Fight over Duwamish ancestry rages as tribes mark princess' death
Tuesday marks the 126th anniversary of the death of Kikisoblu, oldest daughter of Seattle's namesake, Chief Si'ahl, leader of the Duwamish and Suquamish tribes.
Why it matters: The battle over Duwamish ancestry is still raging.
- The Duwamish Tribe, a nonprofit group of descendants based in West Seattle, filed a lawsuit this month challenging the U.S. Bureau of Indian Affairs' denial of its formal 45-year quest for federal acknowledgment.
- Several local federally recognized tribes oppose the group's federal recognition bid, including the Muckleshoot and Suquamish, which claim they're the rightful tribes of Duwamish ancestry.
Between the lines: The federal acknowledgment process, which can be politically charged and pit tribe against tribe, is widely considered a broken system.
Details: Kikisoblu, known as Princess Angeline and described by Seattle author Timothy Egan as "the last Indian of Seattle," remains an icon in city history.

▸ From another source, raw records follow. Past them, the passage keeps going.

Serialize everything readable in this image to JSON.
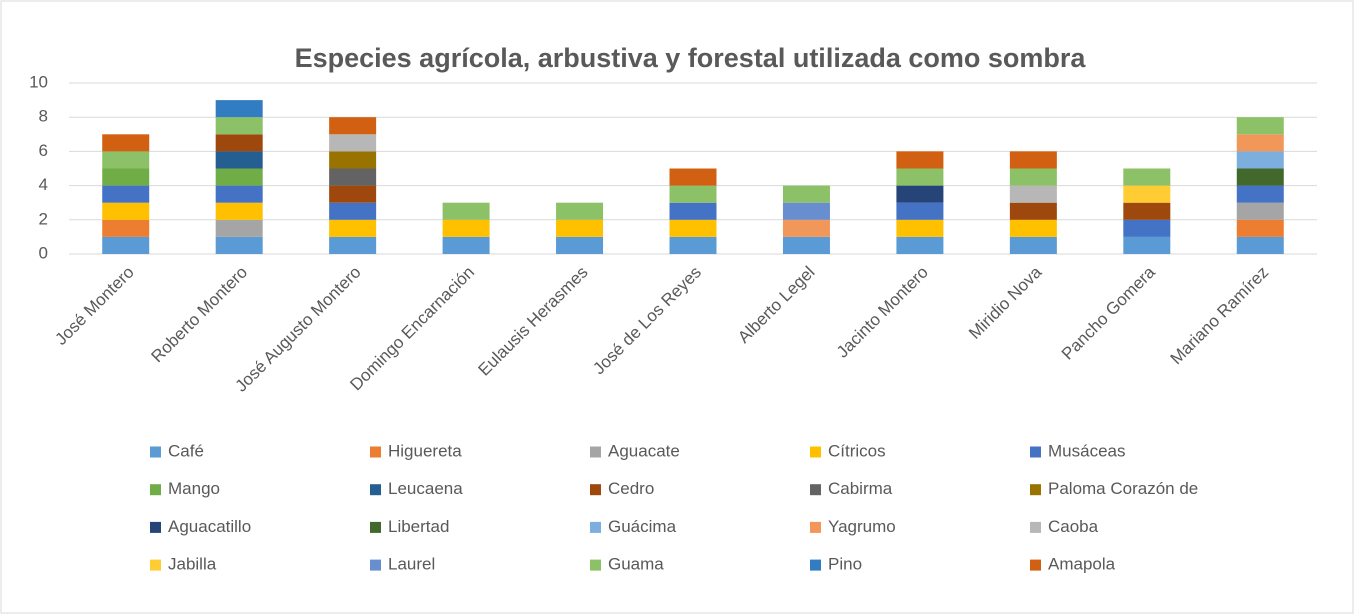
{
  "chart_data": {
    "type": "stacked_bar",
    "title": "Especies agrícola, arbustiva y forestal utilizada como sombra",
    "categories": [
      "José Montero",
      "Roberto Montero",
      "José Augusto Montero",
      "Domingo Encarnación",
      "Eulausis Herasmes",
      "José de Los Reyes",
      "Alberto Legel",
      "Jacinto Montero",
      "Miridio Nova",
      "Pancho Gomera",
      "Mariano Ramírez"
    ],
    "ylim": [
      0,
      10
    ],
    "yticks": [
      0,
      2,
      4,
      6,
      8,
      10
    ],
    "grid": true,
    "legend": "bottom",
    "series": [
      {
        "name": "Café",
        "color": "#5B9BD5",
        "values": [
          1,
          1,
          1,
          1,
          1,
          1,
          1,
          1,
          1,
          1,
          1
        ]
      },
      {
        "name": "Higuereta",
        "color": "#ED7D31",
        "values": [
          1,
          0,
          0,
          0,
          0,
          0,
          0,
          0,
          0,
          0,
          1
        ]
      },
      {
        "name": "Aguacate",
        "color": "#A5A5A5",
        "values": [
          0,
          1,
          0,
          0,
          0,
          0,
          0,
          0,
          0,
          0,
          1
        ]
      },
      {
        "name": "Cítricos",
        "color": "#FFC000",
        "values": [
          1,
          1,
          1,
          1,
          1,
          1,
          0,
          1,
          1,
          0,
          0
        ]
      },
      {
        "name": "Musáceas",
        "color": "#4472C4",
        "values": [
          1,
          1,
          1,
          0,
          0,
          1,
          0,
          1,
          0,
          1,
          1
        ]
      },
      {
        "name": "Mango",
        "color": "#70AD47",
        "values": [
          1,
          1,
          0,
          0,
          0,
          0,
          0,
          0,
          0,
          0,
          0
        ]
      },
      {
        "name": "Leucaena",
        "color": "#255E91",
        "values": [
          0,
          1,
          0,
          0,
          0,
          0,
          0,
          0,
          0,
          0,
          0
        ]
      },
      {
        "name": "Cedro",
        "color": "#9E480E",
        "values": [
          0,
          1,
          1,
          0,
          0,
          0,
          0,
          0,
          1,
          1,
          0
        ]
      },
      {
        "name": "Cabirma",
        "color": "#636363",
        "values": [
          0,
          0,
          1,
          0,
          0,
          0,
          0,
          0,
          0,
          0,
          0
        ]
      },
      {
        "name": "Paloma Corazón de",
        "color": "#997300",
        "values": [
          0,
          0,
          1,
          0,
          0,
          0,
          0,
          0,
          0,
          0,
          0
        ]
      },
      {
        "name": "Aguacatillo",
        "color": "#264478",
        "values": [
          0,
          0,
          0,
          0,
          0,
          0,
          0,
          1,
          0,
          0,
          0
        ]
      },
      {
        "name": "Libertad",
        "color": "#43682B",
        "values": [
          0,
          0,
          0,
          0,
          0,
          0,
          0,
          0,
          0,
          0,
          1
        ]
      },
      {
        "name": "Guácima",
        "color": "#7CAFDD",
        "values": [
          0,
          0,
          0,
          0,
          0,
          0,
          0,
          0,
          0,
          0,
          1
        ]
      },
      {
        "name": "Yagrumo",
        "color": "#F1975A",
        "values": [
          0,
          0,
          0,
          0,
          0,
          0,
          1,
          0,
          0,
          0,
          1
        ]
      },
      {
        "name": "Caoba",
        "color": "#B7B7B7",
        "values": [
          0,
          0,
          1,
          0,
          0,
          0,
          0,
          0,
          1,
          0,
          0
        ]
      },
      {
        "name": "Jabilla",
        "color": "#FFCD33",
        "values": [
          0,
          0,
          0,
          0,
          0,
          0,
          0,
          0,
          0,
          1,
          0
        ]
      },
      {
        "name": "Laurel",
        "color": "#698ED0",
        "values": [
          0,
          0,
          0,
          0,
          0,
          0,
          1,
          0,
          0,
          0,
          0
        ]
      },
      {
        "name": "Guama",
        "color": "#8CC168",
        "values": [
          1,
          1,
          0,
          1,
          1,
          1,
          1,
          1,
          1,
          1,
          1
        ]
      },
      {
        "name": "Pino",
        "color": "#327DC2",
        "values": [
          0,
          1,
          0,
          0,
          0,
          0,
          0,
          0,
          0,
          0,
          0
        ]
      },
      {
        "name": "Amapola",
        "color": "#D26012",
        "values": [
          1,
          0,
          1,
          0,
          0,
          1,
          0,
          1,
          1,
          0,
          0
        ]
      }
    ]
  }
}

- After the 1855 Treaty of Point Elliott relegated the area's tribes to reservations, Kikisoblu refused to move out of her home near where the Pike Place Market stands today.
- She defied a city law banning Indians from living in Seattle and earned money washing clothes and weaving baskets.
- Kikisoblu is buried at the Lake View Cemetery near one of Seattle's founders: two-time mayor Henry Yesler.
The intrigue: Tourists flock to the Capitol Hill cemetery, but not for Kikisoblu. Most come to visit the graves of martial arts legend Bruce Lee, and his son, Brandon, who are buried side-by-side there.